Here’s one of this week’s long reads: If you’re from Montana, you’re probably familiar with the Berkeley Pit in Butte, a former open-pit mine that now is filled with millions of gallons of highly toxic water. (When thousands of snow geese on their migration landed on the highly acidic water in 2016, more than 3,000 of them died.) Now, though, researchers say wastewater from sites like the pit could be used to extract badly needed rare earths, critical for electric vehicles, medical technology and defense purposes. Jim Robbins has the story — which includes a reference to OSU — for The New York Times.

Here’s the week’s other long read: Writing for The New York Times Magazine, Susan Dominus explains how nearly a century of research into happiness has identified a formula for happiness.
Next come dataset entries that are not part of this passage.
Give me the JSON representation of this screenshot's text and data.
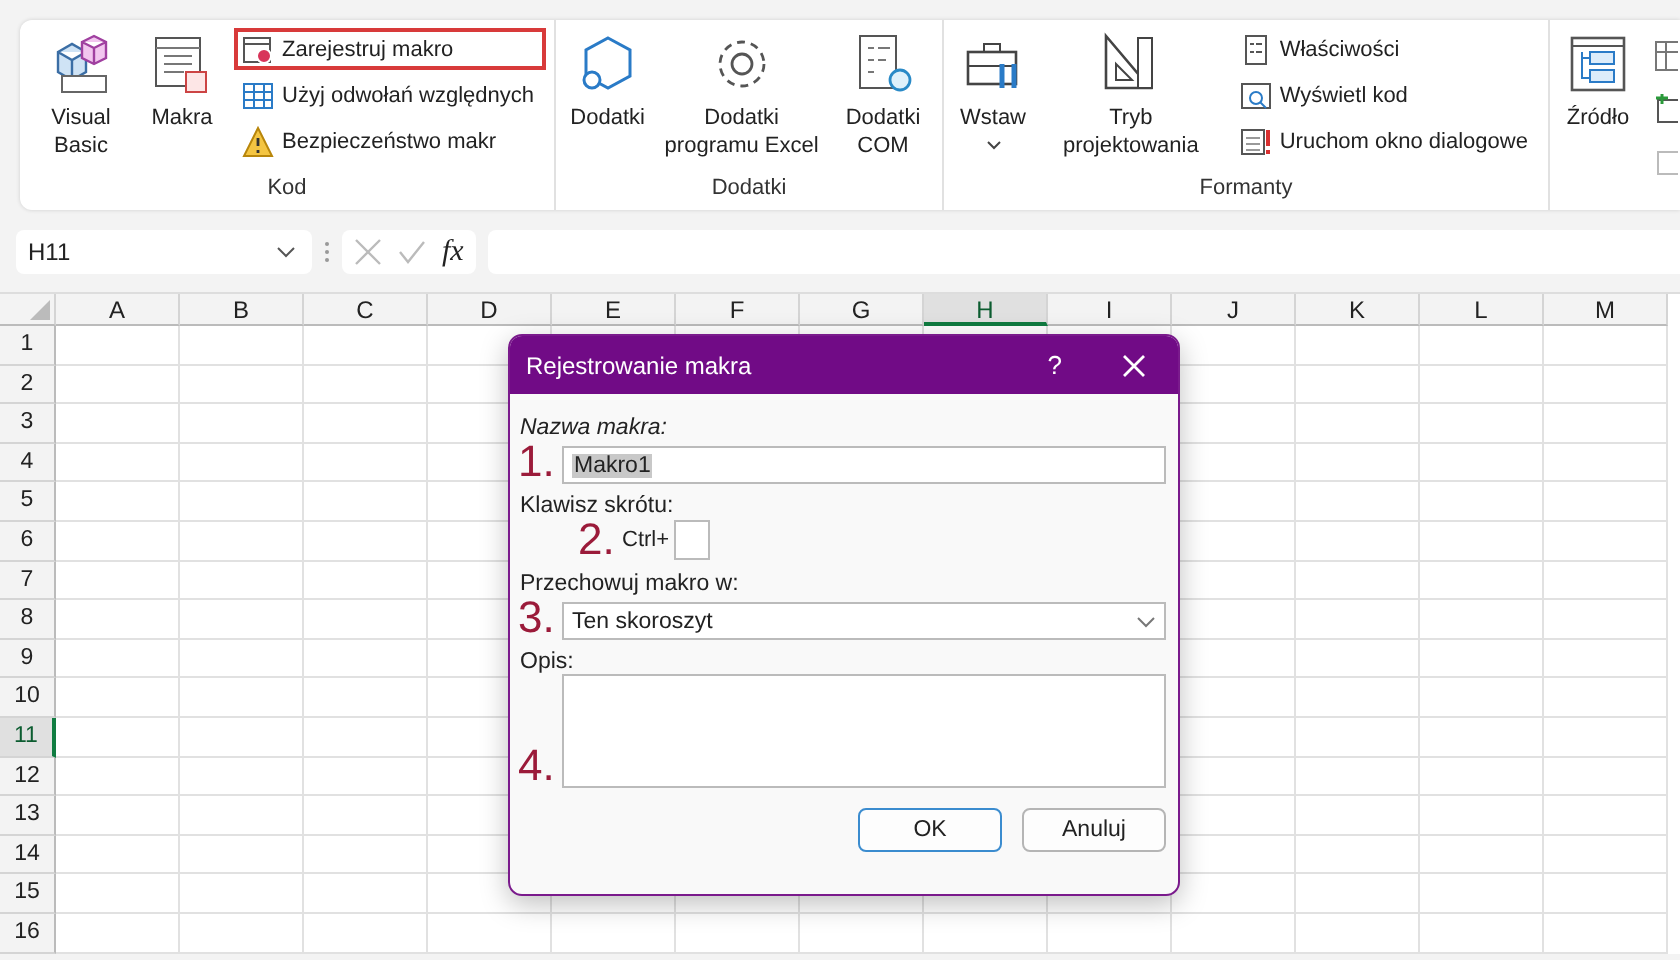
{
  "ribbon": {
    "groups": [
      {
        "label": "Kod",
        "large": [
          {
            "label": "Visual Basic"
          },
          {
            "label": "Makra"
          }
        ],
        "small": [
          {
            "label": "Zarejestruj makro",
            "highlighted": true
          },
          {
            "label": "Użyj odwołań względnych",
            "highlighted": false
          },
          {
            "label": "Bezpieczeństwo makr",
            "highlighted": false
          }
        ]
      },
      {
        "label": "Dodatki",
        "large": [
          {
            "label": "Dodatki"
          },
          {
            "label": "Dodatki programu Excel"
          },
          {
            "label": "Dodatki COM"
          }
        ]
      },
      {
        "label": "Formanty",
        "large": [
          {
            "label": "Wstaw",
            "dropdown": true
          },
          {
            "label": "Tryb projektowania",
            "dropdown": false
          }
        ],
        "small": [
          {
            "label": "Właściwości",
            "highlighted": false
          },
          {
            "label": "Wyświetl kod",
            "highlighted": false
          },
          {
            "label": "Uruchom okno dialogowe",
            "highlighted": false
          }
        ]
      },
      {
        "large": [
          {
            "label": "Źródło"
          }
        ]
      }
    ]
  },
  "formula_bar": {
    "name_box": "H11",
    "fx": "fx"
  },
  "columns": [
    {
      "label": "A",
      "selected": false
    },
    {
      "label": "B",
      "selected": false
    },
    {
      "label": "C",
      "selected": false
    },
    {
      "label": "D",
      "selected": false
    },
    {
      "label": "E",
      "selected": false
    },
    {
      "label": "F",
      "selected": false
    },
    {
      "label": "G",
      "selected": false
    },
    {
      "label": "H",
      "selected": true
    },
    {
      "label": "I",
      "selected": false
    },
    {
      "label": "J",
      "selected": false
    },
    {
      "label": "K",
      "selected": false
    },
    {
      "label": "L",
      "selected": false
    },
    {
      "label": "M",
      "selected": false
    }
  ],
  "rows": [
    {
      "label": "1",
      "selected": false
    },
    {
      "label": "2",
      "selected": false
    },
    {
      "label": "3",
      "selected": false
    },
    {
      "label": "4",
      "selected": false
    },
    {
      "label": "5",
      "selected": false
    },
    {
      "label": "6",
      "selected": false
    },
    {
      "label": "7",
      "selected": false
    },
    {
      "label": "8",
      "selected": false
    },
    {
      "label": "9",
      "selected": false
    },
    {
      "label": "10",
      "selected": false
    },
    {
      "label": "11",
      "selected": true
    },
    {
      "label": "12",
      "selected": false
    },
    {
      "label": "13",
      "selected": false
    },
    {
      "label": "14",
      "selected": false
    },
    {
      "label": "15",
      "selected": false
    },
    {
      "label": "16",
      "selected": false
    }
  ],
  "dialog": {
    "title": "Rejestrowanie makra",
    "help": "?",
    "name_label": "Nazwa makra:",
    "name_marker": "1.",
    "name_value": "Makro1",
    "shortcut_label": "Klawisz skrótu:",
    "shortcut_marker": "2.",
    "shortcut_prefix": "Ctrl+",
    "store_label": "Przechowuj makro w:",
    "store_marker": "3.",
    "store_value": "Ten skoroszyt",
    "desc_label": "Opis:",
    "desc_marker": "4.",
    "buttons": [
      {
        "label": "OK"
      },
      {
        "label": "Anuluj"
      }
    ]
  }
}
As you might have guessed without researching this for 100 years, it involves connecting with other people. But, of course, it’s not quite that simple.

Should James Comey, the former director of the FBI, posted to social media a photo of shells arranged to spell out the message “86 47?” Probably not. Was Comey sending a message that someone should kill President Donald Trump? Certainly not. Does the fact that the Trump administration now is investigating this as a serious threat say something, well, unflattering about the times we live in? You can answer that one on your own.

What is news? It used to be, of course, that news was what news organizations said it was — “all the news that’s fit to print,” for example. Nowadays, with news — or, at least, content — available from so many sources, news is in the eye of the beholder, according to a new study from the Pew-Knight Initiative. In the words of one expert, every news user now is in the position of serving as the editor of a wire service. The bad news is that not everyone might be up to that task.

Coming later this weekend to the blog: My annual list of summer movies for grown-ups. By now, you know the rules: No sequels. No superhero movies. But, as you will see, I’m making two exceptions to the rules this summer.

That’s it for this weekend’s edition. Now go vote.

1 Comment

  1. How soon we forget. Mount St. Helens erupted 45 years ago today and I’m not seeing much mention of it anywhere on the web. Those of us who lived through it will never forget. She’s still there and rumbles every now and then just so we know it!